By the time Brown had reached her mid-teens, she was already participating in high level basketball, cricket, netball and Australian rules football competitions, and also playing tennis. In 2018, she was part of the national title-winning South Australian schoolgirl's netball team, and was selected for an Australian schoolgirl's netball tour of New Zealand. In October 2018, she scored 117 off 84 balls in Adelaide Premier Cricket, contributing to what is believed to be a world record score in a 50 over match, 3/596. In January 2019, she told the Barossa Herald that "I just want to play as many sports as possible, for as long as I can." Her greatest challenge as a sportswoman was that she needed to wear glasses, which slip when she is bowling.

In early 2019, Brown was named in the Australia under-19 women's cricket squad, to compete in a four-match series against a New Zealand emerging players side in March 2019. She also moved to Adelaide to start her school year 11 on a netball scholarship with the Henley High School sports program.

==Career==
A few weeks after returning from the March 2019 cricket tour of New Zealand, and after turning 16, Brown was awarded her first senior State contract, for the Scorpions. In October 2019, she signed for the Adelaide Strikers, becoming the youngest cricketer, male or female, to sign for the side. In announcing the signing, the Strikers commented that she was one of the fastest female bowlers in the State, clocking up speeds of up to 116 km/h.

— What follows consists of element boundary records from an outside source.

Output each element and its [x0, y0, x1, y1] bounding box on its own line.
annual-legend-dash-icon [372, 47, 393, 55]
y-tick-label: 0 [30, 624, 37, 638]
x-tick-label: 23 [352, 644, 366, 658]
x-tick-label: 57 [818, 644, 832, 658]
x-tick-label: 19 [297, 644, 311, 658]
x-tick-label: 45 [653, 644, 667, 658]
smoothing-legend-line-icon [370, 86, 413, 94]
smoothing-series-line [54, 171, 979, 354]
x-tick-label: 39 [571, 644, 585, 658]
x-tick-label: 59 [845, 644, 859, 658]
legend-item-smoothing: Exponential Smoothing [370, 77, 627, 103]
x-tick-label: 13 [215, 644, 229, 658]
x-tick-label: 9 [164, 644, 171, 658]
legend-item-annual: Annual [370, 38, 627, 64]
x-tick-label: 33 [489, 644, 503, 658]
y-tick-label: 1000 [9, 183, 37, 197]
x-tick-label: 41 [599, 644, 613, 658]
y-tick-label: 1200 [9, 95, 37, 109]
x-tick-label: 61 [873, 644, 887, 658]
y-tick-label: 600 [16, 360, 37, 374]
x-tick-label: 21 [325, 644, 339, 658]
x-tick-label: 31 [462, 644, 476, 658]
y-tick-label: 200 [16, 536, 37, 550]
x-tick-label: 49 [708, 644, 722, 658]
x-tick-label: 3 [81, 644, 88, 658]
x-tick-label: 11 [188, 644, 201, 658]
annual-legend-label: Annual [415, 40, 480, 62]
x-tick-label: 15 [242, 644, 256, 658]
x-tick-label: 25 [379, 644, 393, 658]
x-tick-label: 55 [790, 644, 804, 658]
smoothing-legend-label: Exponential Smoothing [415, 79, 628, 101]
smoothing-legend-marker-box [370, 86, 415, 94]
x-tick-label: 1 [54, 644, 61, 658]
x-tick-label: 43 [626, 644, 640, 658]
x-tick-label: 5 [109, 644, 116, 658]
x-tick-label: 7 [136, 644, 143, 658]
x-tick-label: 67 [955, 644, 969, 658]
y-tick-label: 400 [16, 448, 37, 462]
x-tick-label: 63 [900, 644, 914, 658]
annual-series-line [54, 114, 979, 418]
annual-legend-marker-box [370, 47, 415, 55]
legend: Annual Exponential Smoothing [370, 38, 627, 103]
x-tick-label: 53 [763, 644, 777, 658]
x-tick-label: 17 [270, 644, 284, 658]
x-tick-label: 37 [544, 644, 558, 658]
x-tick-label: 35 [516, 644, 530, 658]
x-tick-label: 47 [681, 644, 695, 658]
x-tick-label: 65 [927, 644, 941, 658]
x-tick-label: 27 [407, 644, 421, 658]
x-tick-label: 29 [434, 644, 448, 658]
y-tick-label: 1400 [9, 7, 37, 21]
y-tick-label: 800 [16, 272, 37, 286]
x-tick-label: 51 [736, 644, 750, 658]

Brown made her debut for the Scorpions on 9 January 2020. She debuted for the Strikers on 25 October 2020, in the sixth edition of the WBBL, taking three wickets.

In February 2021, Brown was named in Australia's limited overs squad for their series against New Zealand. She made her Women's Twenty20 International (WT20I) debut for Australia on 30 March 2021, against New Zealand. She made her Women's One Day International (WODI) debut for Australia on 10 April 2021, also against New Zealand.

In August 2021, Brown was named in Australia's squad for their series against India, which included a one-off day/night Test match as part of the tour. Brown made her Test debut on 30 September 2021, for Australia against India.

In January 2022, Brown was named in Australia's squad for their series against England to contest the Women's Ashes. Later the same month, she was named in Australia's team for the 2022 Women's Cricket World Cup in New Zealand. Brown was named as the Betty Wilson Young Cricketer of the Year at the 2022 Australian Cricket Awards. In May 2022, Brown was named in Australia's team for the cricket tournament at the 2022 Commonwealth Games in Birmingham, England.

On 15 February 2024, Brown claimed first innings figures of 5/21 against South Africa to record her first international five-wicket haul.

She was named in the Australia squad for the 2024 ICC Women's T20 World Cup and the 2025 Women's Ashes series.